Hitting the Ground Running… my first month as Chief Service Officer in Kirklees
As part of the Cities of Service programme, Kirklees is one of four city councils to hire a Chief Service Officer. These senior leaders work with council executives, voluntary and community sector and private sector to develop initiatives where volunteers can have a real impact on the city’s biggest issues.
Rachael Loftus tells us about her experiences one month into the job...
In some ways there couldn’t have been a better week to start my journey as Chief Service Officer in Kirklees. There was something very special in the atmosphere, the sun was shining, and all of Yorkshire it seemed, was getting ready to make the Tour de France the most well attended first three days of a Tour ever. It was great to be welcomed on my morning commute by a French farm, complete with French farmers, just outside Huddersfield train station; to be at my desk overlooked by the inspiring site of Elmley mast, usually used to bring TV to most of West Yorkshire, lit up with the world’s highest laser; and on the day itself see the fantastic sight of thousands of Kirklees residents lining Holme Moss to become one of the iconic images of the Tour.
Being part of the action
Forget the yellow jersey, my CSO mind was constantly picking out the light blue t-shirts of the 12,000 volunteer Tour Makers who dotted the route, giving hours of their time to make sure the 2.5 million people who turned up were safe, happy and most of all knew which side of the road to point their cameras at. (“No, the French side of the road” I overheard more than once.) Speaking to some of the Tour Makers, I asked them why they’d got involved. Some were cycling enthusiasts, most weren’t, and the overwhelming answer for all of them was the same: “I wanted to be a part of it, and I wanted to be able to say I helped make it happen, even in a little way”.

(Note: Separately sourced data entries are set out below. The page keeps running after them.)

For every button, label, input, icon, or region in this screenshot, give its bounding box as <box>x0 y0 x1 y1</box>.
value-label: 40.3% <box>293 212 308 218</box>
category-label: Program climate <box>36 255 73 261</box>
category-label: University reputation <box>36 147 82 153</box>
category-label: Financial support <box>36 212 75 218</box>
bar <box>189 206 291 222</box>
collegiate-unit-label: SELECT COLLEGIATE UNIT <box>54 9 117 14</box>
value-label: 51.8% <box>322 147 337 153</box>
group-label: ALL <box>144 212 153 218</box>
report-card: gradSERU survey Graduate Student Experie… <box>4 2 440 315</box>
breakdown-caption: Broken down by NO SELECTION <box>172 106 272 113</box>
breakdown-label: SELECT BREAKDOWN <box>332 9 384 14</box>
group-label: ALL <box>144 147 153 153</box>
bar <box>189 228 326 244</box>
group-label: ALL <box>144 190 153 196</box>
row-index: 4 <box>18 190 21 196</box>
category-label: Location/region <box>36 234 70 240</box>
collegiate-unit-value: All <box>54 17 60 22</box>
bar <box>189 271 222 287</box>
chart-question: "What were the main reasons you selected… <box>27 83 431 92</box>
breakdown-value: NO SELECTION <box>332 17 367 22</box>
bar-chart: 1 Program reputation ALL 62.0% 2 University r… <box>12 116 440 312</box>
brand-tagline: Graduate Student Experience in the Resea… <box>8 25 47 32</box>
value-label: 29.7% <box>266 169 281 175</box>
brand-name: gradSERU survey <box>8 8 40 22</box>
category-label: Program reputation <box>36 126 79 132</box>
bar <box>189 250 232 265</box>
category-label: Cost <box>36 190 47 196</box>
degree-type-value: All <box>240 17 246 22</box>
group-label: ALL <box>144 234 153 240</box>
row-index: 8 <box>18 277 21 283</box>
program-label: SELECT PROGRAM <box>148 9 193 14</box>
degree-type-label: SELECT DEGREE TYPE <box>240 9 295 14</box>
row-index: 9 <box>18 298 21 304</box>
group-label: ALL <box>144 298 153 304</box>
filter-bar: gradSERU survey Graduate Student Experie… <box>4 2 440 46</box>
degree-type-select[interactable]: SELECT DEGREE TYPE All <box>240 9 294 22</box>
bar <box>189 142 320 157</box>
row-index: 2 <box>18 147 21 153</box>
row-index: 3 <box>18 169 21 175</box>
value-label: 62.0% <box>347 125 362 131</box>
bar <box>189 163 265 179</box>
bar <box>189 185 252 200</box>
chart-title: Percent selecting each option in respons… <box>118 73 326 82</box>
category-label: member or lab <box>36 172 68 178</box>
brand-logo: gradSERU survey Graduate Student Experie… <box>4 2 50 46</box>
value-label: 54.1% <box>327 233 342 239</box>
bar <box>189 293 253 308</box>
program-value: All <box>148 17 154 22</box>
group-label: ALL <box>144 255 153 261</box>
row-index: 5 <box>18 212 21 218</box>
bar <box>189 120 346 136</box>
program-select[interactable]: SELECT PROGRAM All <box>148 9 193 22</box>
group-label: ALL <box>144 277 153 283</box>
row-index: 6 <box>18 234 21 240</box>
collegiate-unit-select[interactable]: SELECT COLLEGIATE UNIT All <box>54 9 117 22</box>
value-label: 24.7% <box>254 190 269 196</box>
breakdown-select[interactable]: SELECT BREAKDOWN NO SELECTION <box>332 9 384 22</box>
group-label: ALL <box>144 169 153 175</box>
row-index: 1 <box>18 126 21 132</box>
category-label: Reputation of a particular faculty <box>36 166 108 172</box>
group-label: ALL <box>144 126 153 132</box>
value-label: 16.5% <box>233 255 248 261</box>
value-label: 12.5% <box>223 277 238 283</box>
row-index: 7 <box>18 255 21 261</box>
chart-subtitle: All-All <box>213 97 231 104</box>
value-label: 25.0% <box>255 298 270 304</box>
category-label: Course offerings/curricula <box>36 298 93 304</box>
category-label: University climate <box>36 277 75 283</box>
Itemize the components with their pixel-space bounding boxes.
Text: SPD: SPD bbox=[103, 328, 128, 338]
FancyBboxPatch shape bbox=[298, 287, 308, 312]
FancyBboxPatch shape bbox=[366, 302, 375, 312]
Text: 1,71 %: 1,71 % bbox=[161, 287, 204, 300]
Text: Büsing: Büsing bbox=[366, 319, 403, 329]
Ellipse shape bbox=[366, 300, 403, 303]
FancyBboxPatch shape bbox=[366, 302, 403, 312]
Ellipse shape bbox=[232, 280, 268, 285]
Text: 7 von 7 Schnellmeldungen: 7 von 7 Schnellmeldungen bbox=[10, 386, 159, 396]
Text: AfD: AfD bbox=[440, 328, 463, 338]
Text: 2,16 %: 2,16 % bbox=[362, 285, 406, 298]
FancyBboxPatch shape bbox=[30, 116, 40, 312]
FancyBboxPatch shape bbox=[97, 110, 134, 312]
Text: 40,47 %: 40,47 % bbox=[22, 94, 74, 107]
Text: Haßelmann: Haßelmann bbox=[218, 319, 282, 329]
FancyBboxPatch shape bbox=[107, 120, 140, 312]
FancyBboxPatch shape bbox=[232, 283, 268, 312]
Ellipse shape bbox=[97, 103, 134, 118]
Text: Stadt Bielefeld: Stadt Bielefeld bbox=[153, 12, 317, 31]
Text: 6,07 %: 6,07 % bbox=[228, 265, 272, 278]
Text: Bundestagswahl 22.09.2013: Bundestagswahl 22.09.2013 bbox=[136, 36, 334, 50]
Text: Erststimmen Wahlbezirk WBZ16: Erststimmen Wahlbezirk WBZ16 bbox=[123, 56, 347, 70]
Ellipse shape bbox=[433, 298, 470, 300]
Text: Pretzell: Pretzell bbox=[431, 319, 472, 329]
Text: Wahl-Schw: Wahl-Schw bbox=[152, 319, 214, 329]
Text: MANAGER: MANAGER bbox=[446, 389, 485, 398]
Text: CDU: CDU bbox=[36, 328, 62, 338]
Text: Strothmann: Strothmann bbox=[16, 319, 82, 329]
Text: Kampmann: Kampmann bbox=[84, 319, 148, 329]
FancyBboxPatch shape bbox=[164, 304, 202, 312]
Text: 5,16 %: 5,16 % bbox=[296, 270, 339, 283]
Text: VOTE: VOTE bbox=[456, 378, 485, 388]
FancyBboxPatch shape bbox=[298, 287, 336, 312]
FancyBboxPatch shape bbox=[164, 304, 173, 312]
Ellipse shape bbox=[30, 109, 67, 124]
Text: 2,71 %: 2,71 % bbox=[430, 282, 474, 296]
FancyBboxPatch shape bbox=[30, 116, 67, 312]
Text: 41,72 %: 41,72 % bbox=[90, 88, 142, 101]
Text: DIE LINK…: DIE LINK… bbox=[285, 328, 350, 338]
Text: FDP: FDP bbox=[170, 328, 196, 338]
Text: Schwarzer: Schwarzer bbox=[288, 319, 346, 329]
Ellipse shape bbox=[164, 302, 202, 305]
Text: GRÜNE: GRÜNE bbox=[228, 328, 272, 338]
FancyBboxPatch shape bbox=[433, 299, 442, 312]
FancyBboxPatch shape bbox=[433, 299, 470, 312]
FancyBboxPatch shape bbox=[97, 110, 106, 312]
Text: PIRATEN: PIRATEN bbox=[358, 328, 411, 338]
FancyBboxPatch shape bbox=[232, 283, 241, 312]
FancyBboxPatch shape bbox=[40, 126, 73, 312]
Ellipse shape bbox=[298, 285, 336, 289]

Here in Kirklees, my job for Cities of Service is to work out how we mobilise that same level of good will and enthusiasm to meet some of our local challenges. Some of the first things we’re looking into is how volunteers can help reach out to our older population who may be suffering loneliness; how we can get more men to volunteer and mentor younger men who need a positive influence in their life. As we go on we’ll also look at how we help each other out in bad weather, and ways we can make it easier to find others who might be willing to help with something you want to do in your local area.
Sharing the impact
There are so many ideas we could try out that we’re lucky Nesta is supporting us to develop a “Service Plan”, the initial document that all those going through the Cities of Service programme develop. So, as I’ve been sat at my desk, working out how to use the printer, grappling with the metrics and the wording of the Service Plan, it’s been the words of the Tour Makers that have been ringing in my ears. If Cities of Service can do anything for the people of Kirklees, it has to be about making it easier for them to take part, and to point to their achievements. Now, not every day can be a Tour de France day, but in so many ways the everyday achievements of volunteers across the district have an even longer lasting impact. For me, Cities of Service must be about making sure people know the impact of their actions in a way that inspires them, and makes them proud to take part in their own way.
The 4 Rs in volunteering
The great thing about Kirklees is we’re not going from a standing start. Over a number of years there has been investment in the simple ways that help people to take part. The 3 R’s of recruitment, retention and reward for volunteers have been at the heart of the dialogue between the public and voluntary sector for a long time. Just as importantly, the 4th R, relationship, has been there to make sure that at a time of almost unprecedented change for local government and third sector funding, we have worked on the relationships that will sustain and grow the “service” movement in Kirklees.
Making it happen
Some of the exciting prospects for Cities of Service, and my role in particular, is how I can be a catalyst for this growth, how I can extend those relationships to also include the potential of the private sector, how I can unlock the wisdom of those other 193 Cities of Service who have started the journey before us and make it work for Kirklees and above all, how I can make it easier for everyone to engage in local action and be able to say “I helped make that happen”.